Exponentially cheaper coherent phase estimation via uncontrolled unitaries

Abstract

Phase kickback is a fundamental primitive that is used in many quantum algorithms, such as quantum phase estimation. Here we observe that by using information about the controlled unitary, we can replace the controlled unitary with an uncontrolled one at the cost of introducing controlled state preparations. We then show how this modified phase kickback can be used as part of the quantum phase estimation algorithm when the goal is to estimate the phase of an eigenstate whose preparation procedure is known. We prove that this yields an exponential reduction in the number of two-qubit gates for an m-bit phase estimation in the relevant limit.

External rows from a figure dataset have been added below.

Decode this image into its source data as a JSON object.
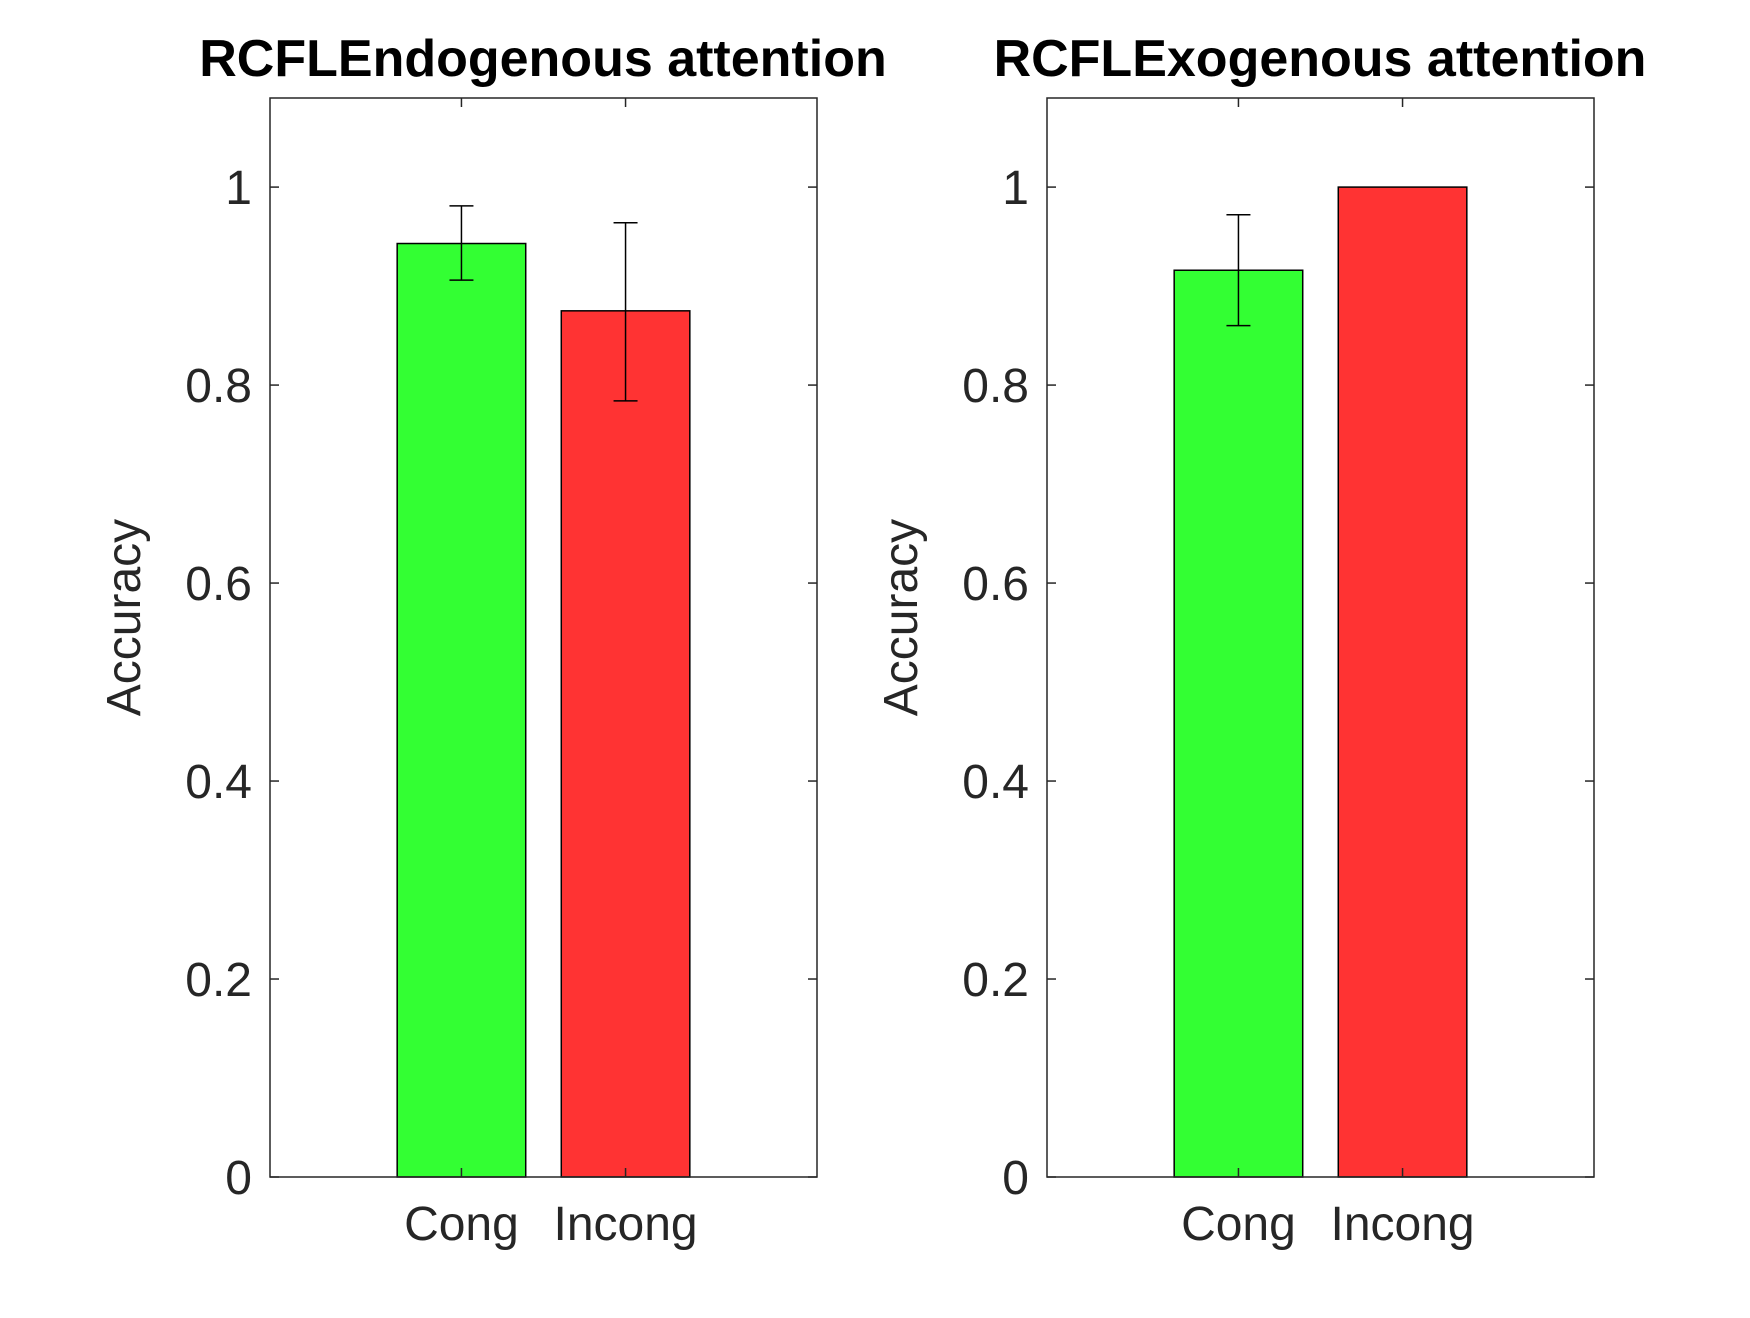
{
  "chart_data": [
    {
      "type": "bar",
      "title": "RCFLEndogenous attention",
      "xlabel": "",
      "ylabel": "Accuracy",
      "categories": [
        "Cong",
        "Incong"
      ],
      "values": [
        0.943,
        0.875
      ],
      "error_low": [
        0.906,
        0.784
      ],
      "error_high": [
        0.981,
        0.964
      ],
      "colors": [
        "#33ff33",
        "#ff3333"
      ],
      "ylim": [
        0,
        1.09
      ],
      "yticks": [
        "0",
        "0.2",
        "0.4",
        "0.6",
        "0.8",
        "1"
      ],
      "ytick_values": [
        0,
        0.2,
        0.4,
        0.6,
        0.8,
        1
      ],
      "grid": false
    },
    {
      "type": "bar",
      "title": "RCFLExogenous attention",
      "xlabel": "",
      "ylabel": "Accuracy",
      "categories": [
        "Cong",
        "Incong"
      ],
      "values": [
        0.916,
        1.0
      ],
      "error_low": [
        0.86,
        null
      ],
      "error_high": [
        0.972,
        null
      ],
      "colors": [
        "#33ff33",
        "#ff3333"
      ],
      "ylim": [
        0,
        1.09
      ],
      "yticks": [
        "0",
        "0.2",
        "0.4",
        "0.6",
        "0.8",
        "1"
      ],
      "ytick_values": [
        0,
        0.2,
        0.4,
        0.6,
        0.8,
        1
      ],
      "grid": false
    }
  ]
}
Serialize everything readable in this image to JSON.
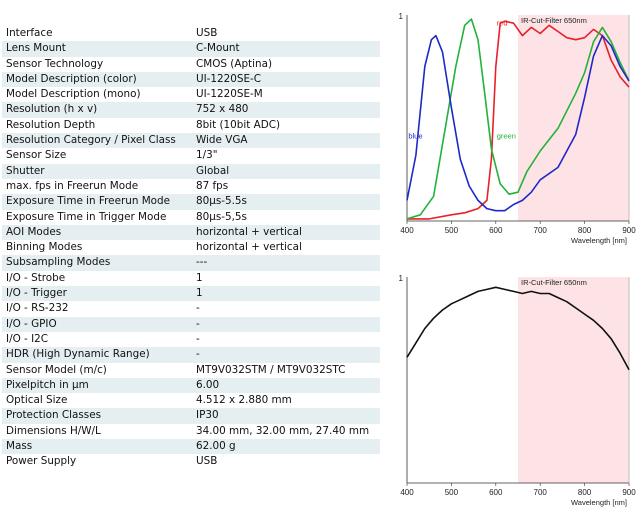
{
  "spec_table": {
    "rows": [
      {
        "key": "Interface",
        "value": "USB"
      },
      {
        "key": "Lens Mount",
        "value": "C-Mount"
      },
      {
        "key": "Sensor Technology",
        "value": "CMOS (Aptina)"
      },
      {
        "key": "Model Description (color)",
        "value": "UI-1220SE-C"
      },
      {
        "key": "Model Description (mono)",
        "value": "UI-1220SE-M"
      },
      {
        "key": "Resolution (h x v)",
        "value": "752 x 480"
      },
      {
        "key": "Resolution Depth",
        "value": "8bit (10bit ADC)"
      },
      {
        "key": "Resolution Category / Pixel Class",
        "value": "Wide VGA"
      },
      {
        "key": "Sensor Size",
        "value": "1/3\""
      },
      {
        "key": "Shutter",
        "value": "Global"
      },
      {
        "key": "max. fps in Freerun Mode",
        "value": "87 fps"
      },
      {
        "key": "Exposure Time in Freerun Mode",
        "value": "80µs-5.5s"
      },
      {
        "key": "Exposure Time in Trigger Mode",
        "value": "80µs-5,5s"
      },
      {
        "key": "AOI Modes",
        "value": "horizontal + vertical"
      },
      {
        "key": "Binning Modes",
        "value": "horizontal + vertical"
      },
      {
        "key": "Subsampling Modes",
        "value": "---"
      },
      {
        "key": "I/O - Strobe",
        "value": "1"
      },
      {
        "key": "I/O - Trigger",
        "value": "1"
      },
      {
        "key": "I/O - RS-232",
        "value": "-"
      },
      {
        "key": "I/O - GPIO",
        "value": "-"
      },
      {
        "key": "I/O - I2C",
        "value": "-"
      },
      {
        "key": "HDR (High Dynamic Range)",
        "value": "-"
      },
      {
        "key": "Sensor Model (m/c)",
        "value": "MT9V032STM / MT9V032STC"
      },
      {
        "key": "Pixelpitch in µm",
        "value": "6.00"
      },
      {
        "key": "Optical Size",
        "value": "4.512 x 2.880 mm"
      },
      {
        "key": "Protection Classes",
        "value": "IP30"
      },
      {
        "key": "Dimensions H/W/L",
        "value": "34.00 mm, 32.00 mm, 27.40 mm"
      },
      {
        "key": "Mass",
        "value": "62.00 g"
      },
      {
        "key": "Power Supply",
        "value": "USB"
      }
    ]
  },
  "colors": {
    "red": "#e8202a",
    "green": "#22b23a",
    "blue": "#2028c8",
    "mono": "#111111",
    "filter_band": "#fde3e6",
    "row_alt": "#e5eef1"
  },
  "chart_data": [
    {
      "type": "line",
      "title": "",
      "xlabel": "Wavelength [nm]",
      "ylabel": "",
      "xlim": [
        400,
        900
      ],
      "ylim": [
        0,
        1
      ],
      "x_ticks": [
        "400",
        "500",
        "600",
        "700",
        "800",
        "900"
      ],
      "y_tick_label": "1",
      "grid": false,
      "filter_band": {
        "from": 650,
        "to": 900,
        "label": "IR-Cut-Filter 650nm"
      },
      "series": [
        {
          "name": "red",
          "color": "red",
          "x": [
            400,
            450,
            500,
            530,
            560,
            580,
            590,
            600,
            610,
            620,
            640,
            660,
            680,
            700,
            720,
            740,
            760,
            780,
            800,
            820,
            840,
            860,
            880,
            900
          ],
          "y": [
            0.01,
            0.01,
            0.03,
            0.04,
            0.06,
            0.1,
            0.3,
            0.75,
            0.96,
            0.97,
            0.96,
            0.9,
            0.94,
            0.91,
            0.95,
            0.92,
            0.89,
            0.88,
            0.89,
            0.93,
            0.9,
            0.78,
            0.7,
            0.65
          ]
        },
        {
          "name": "green",
          "color": "green",
          "x": [
            400,
            430,
            460,
            490,
            510,
            530,
            545,
            560,
            575,
            590,
            610,
            630,
            650,
            670,
            700,
            740,
            780,
            800,
            820,
            840,
            860,
            880,
            900
          ],
          "y": [
            0.01,
            0.03,
            0.12,
            0.5,
            0.75,
            0.95,
            0.98,
            0.88,
            0.62,
            0.35,
            0.18,
            0.13,
            0.14,
            0.24,
            0.34,
            0.45,
            0.62,
            0.72,
            0.87,
            0.94,
            0.87,
            0.77,
            0.68
          ]
        },
        {
          "name": "blue",
          "color": "blue",
          "x": [
            400,
            420,
            440,
            455,
            465,
            480,
            500,
            520,
            540,
            560,
            580,
            600,
            620,
            640,
            660,
            680,
            700,
            740,
            780,
            800,
            820,
            840,
            860,
            880,
            900
          ],
          "y": [
            0.1,
            0.32,
            0.75,
            0.88,
            0.9,
            0.82,
            0.55,
            0.3,
            0.17,
            0.1,
            0.06,
            0.05,
            0.05,
            0.08,
            0.1,
            0.14,
            0.2,
            0.26,
            0.42,
            0.6,
            0.8,
            0.9,
            0.85,
            0.75,
            0.68
          ]
        }
      ]
    },
    {
      "type": "line",
      "title": "",
      "xlabel": "Wavelength [nm]",
      "ylabel": "",
      "xlim": [
        400,
        900
      ],
      "ylim": [
        0,
        1
      ],
      "x_ticks": [
        "400",
        "500",
        "600",
        "700",
        "800",
        "900"
      ],
      "y_tick_label": "1",
      "grid": false,
      "filter_band": {
        "from": 650,
        "to": 900,
        "label": "IR-Cut-Filter 650nm"
      },
      "series": [
        {
          "name": "",
          "color": "mono",
          "x": [
            400,
            420,
            440,
            460,
            480,
            500,
            520,
            540,
            560,
            580,
            600,
            620,
            640,
            660,
            680,
            700,
            720,
            740,
            760,
            780,
            800,
            820,
            840,
            860,
            880,
            900
          ],
          "y": [
            0.61,
            0.68,
            0.75,
            0.8,
            0.84,
            0.87,
            0.89,
            0.91,
            0.93,
            0.94,
            0.95,
            0.94,
            0.93,
            0.92,
            0.93,
            0.92,
            0.92,
            0.9,
            0.88,
            0.85,
            0.82,
            0.79,
            0.75,
            0.7,
            0.63,
            0.55
          ]
        }
      ]
    }
  ]
}
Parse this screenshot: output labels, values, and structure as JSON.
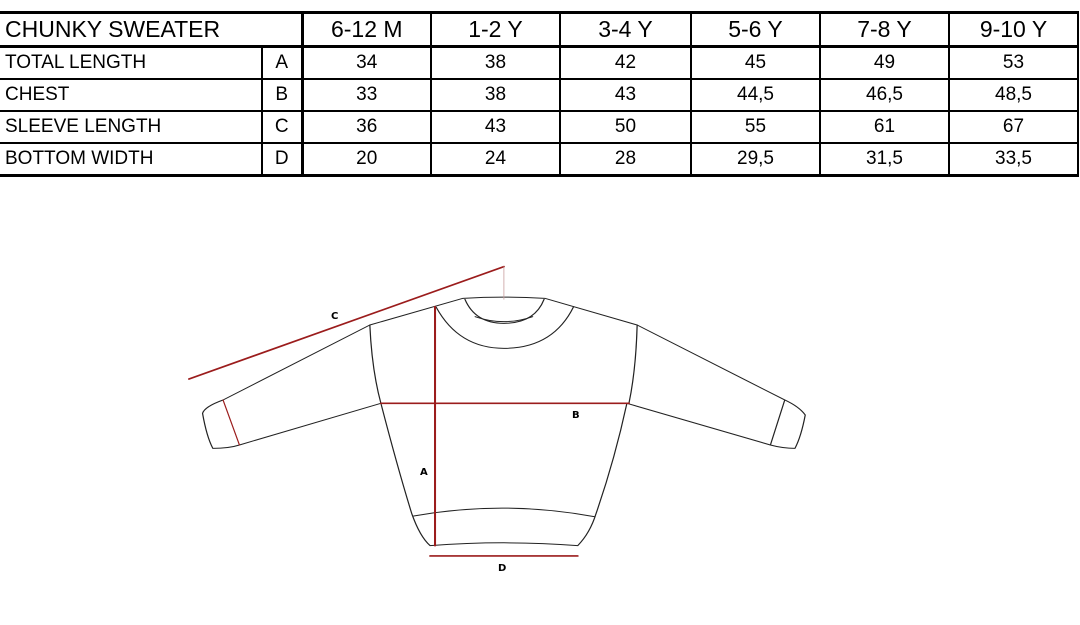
{
  "table": {
    "title": "CHUNKY SWEATER",
    "sizes": [
      "6-12 M",
      "1-2 Y",
      "3-4 Y",
      "5-6 Y",
      "7-8 Y",
      "9-10 Y"
    ],
    "rows": [
      {
        "label": "TOTAL LENGTH",
        "letter": "A",
        "values": [
          "34",
          "38",
          "42",
          "45",
          "49",
          "53"
        ]
      },
      {
        "label": "CHEST",
        "letter": "B",
        "values": [
          "33",
          "38",
          "43",
          "44,5",
          "46,5",
          "48,5"
        ]
      },
      {
        "label": "SLEEVE LENGTH",
        "letter": "C",
        "values": [
          "36",
          "43",
          "50",
          "55",
          "61",
          "67"
        ]
      },
      {
        "label": "BOTTOM WIDTH",
        "letter": "D",
        "values": [
          "20",
          "24",
          "28",
          "29,5",
          "31,5",
          "33,5"
        ]
      }
    ]
  },
  "diagram": {
    "labels": {
      "a": "A",
      "b": "B",
      "c": "C",
      "d": "D"
    },
    "measure_color": "#9b1c1c",
    "outline_color": "#222222"
  }
}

Examples of applications are also presented. Naturally, this can be adapted to any algorithm that uses the phase kickback phenomenon and satisfies the assumptions.

Figures (4)

• Figure 1: Circuit for coherent, uncontrolled phase kickback: a controlled-$W$, $U$, open-controlled-$W$ block that imprints phase $\theta$ on an ancilla qubit without an explicit controlled-$U$. Under the condition that $W\ket{\phi}_s = \ket{\psi}_s$ with $\ket{\phi}_s,\ket{\psi}_s$ eigenstates of $U$, the system (bottom line) ends up in $\ket{\psi}_s$ throughout, and the relative phase $e^{i 2 \pi (\theta - \phi)}$ accumulates on the ancilla.
• Figure 2: Circuit for the two-bit version of uncontrolled phase kickback. In the first block (ancilla $a_1$), a 1-controlled-$W^\dagger$ replaces the open-controlled-$W$ and uncontrolled $W^\dagger$, simultaneously disentangling $a_1$ and resetting the system to $\ket{\phi}_s$.
• Figure 3: Circuit for the m-bit version of uncontrolled phase kickback. Intermediate ancilla blocks use 1-controlled-$W^\dagger$ to reset the system, while the last block uses open-controlled-$W$.
• Figure 4: Circuit for phase kickback.